From the advent of metallic cartridge ammunition unto this day, .50 caliber rifles have won the hearts and minds of American riflemen. A remarkable variety of rifles chambering the huge .50 BMG are floating about nowadays. Likewise, there was no shortage of .50 caliber rifles in the Old West.
They were built by all the premier rifle manufacturers of the time. For example, the famous Sharps “buffalo rifles” of the 1870s were made for three lengths of .50 caliber cartridges. Remington only chambered for one .50. However, their factory turned out 900,000 military and sporting No.1 (rolling blocks) by 1877. A significant portion of them were .50-70s so they were likely only second to the U.S. Government in making .50 caliber rifles. Three different .50 cartridges bore the Winchester name between 1878 and the early 1900s, none of which set great sales records.
The U.S. Government got the .50 caliber ball rolling in 1866 with a conversion of leftover Civil War .58 caliber rifle-muskets to shoot a .50 cartridge of 1¾” case length. Military spec loads for the .50 Gov’t were 450-grain bullets over 70 grains black powder — hence the nickname .50-70. The first .50 Gov’t was the Model 1866. It was followed later by Models 1868 and 1870. They were used all over the west.

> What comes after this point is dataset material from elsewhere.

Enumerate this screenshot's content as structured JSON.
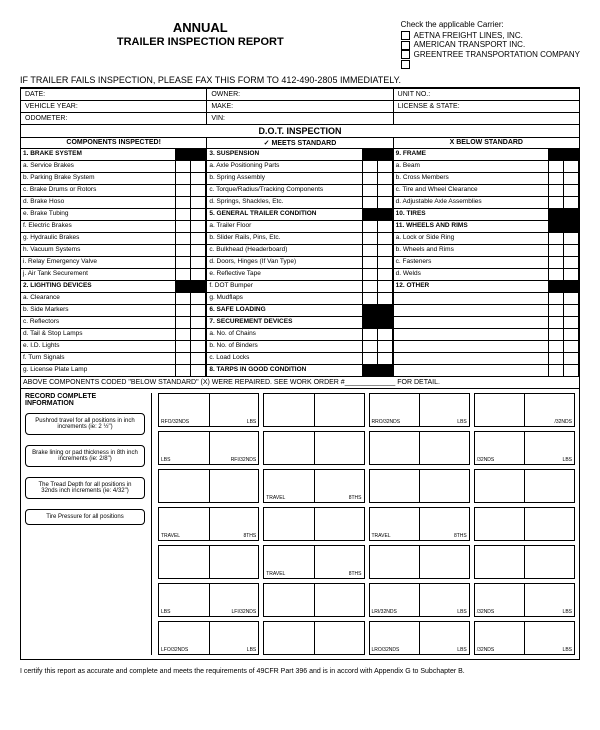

Sharps Rifle Company grabbed the government’s idea and literally stretched it. Their rifles also chambered the .50-70 but they also developed a .50 with a 2″ case. It went nowhere and is virtually unknown. The third was a .50 with 2½” case famous today as .50-90 Sharps, although the Sharps factory always loaded it with 100 grains of black powder. Remington had to stick with the .50-1¾” case because the long hammer spurs of their No.1s wouldn’t allow passage of longer cases. Their factory loads came with 400- and 450-grain bullets, both over 70-grain powder charges.
Winchester cornered the repeating rifle market early on but had difficulty in coming up with a .50 caliber repeater. In 1878 they gave it a try with their Model 1876. Case length had to be reduced to 1.94″ and bullet weight was only 312 grains. However, the 95-grain powder charge did give it some oomph. In 1887 Winchester gave .50s another try in their strong Model 1886. Using a 2.40″ case, they were able to fit 110 grains of black powder under 300-grain bullets. The round was called logically .50-110 but it seems rifles for it were caliber stamped .50 Ex (Express). Winchester’s .50 Express made it into the smokeless powder era and wasn’t dropped from Winchester’s catalogs until 1919.
There is no lack of bogus information about Old West fifties. For instance, despite original factory records proving no Sharps rifles were ever chambered for a .50 cartridge with 3¼” case, misinformation about such existing still abounds. Actually Winchester did chamber their single shot (aka “Model 1885 High Wall”) for a .50 with 3¼” case for a short while.
Short Is Better
There is also the fallacy .50s were long-range cartridges. They weren’t; their bullets were short and wide. Long range bullets were longer and of lesser caliber. Fifty caliber rifles were meant to smack large animals hard! Out west there were bison, elk, grizzly and moose, and there were horse-mounted native warriors of all sorts roaming the west. A .50 caliber hit on a warrior’s horse effectively put him out of the fight.
Interestingly, some Winchester Model 1876 .50-95, Model 1886 .50-110 and even Colt Lightning pump action .50-95’s carry British proof stamps. They were imported to Africa and India for hunting lions and tigers. Collectors today call them “cat guns” and they bring premium prices. The .50 caliber oomph factor in a repeating rifle was important to big cat hunters.
Velocities given by Old West .50 calibers are not impressive compared to the .50 BMG at 2,700 fps. The .50 Gov’t gave about 1,250 fps and Winchester’s .50 Express could break 1,500 fps.
Starting in 1981 I became a Big Fifty shooter and handloader with a modern Shiloh Sharps Model 1874 .50-90. Since then, I’ve gained experience with a few dozen Old West .50s and I’ve shot whitetail deer, mule deer, elk and bison with them. We who appreciate those Old West big bore rifles should give thanks to manufacturers like Shiloh and C. Sharps, and importers such as Cimarron Arms, for making available modern replica Big Fifties!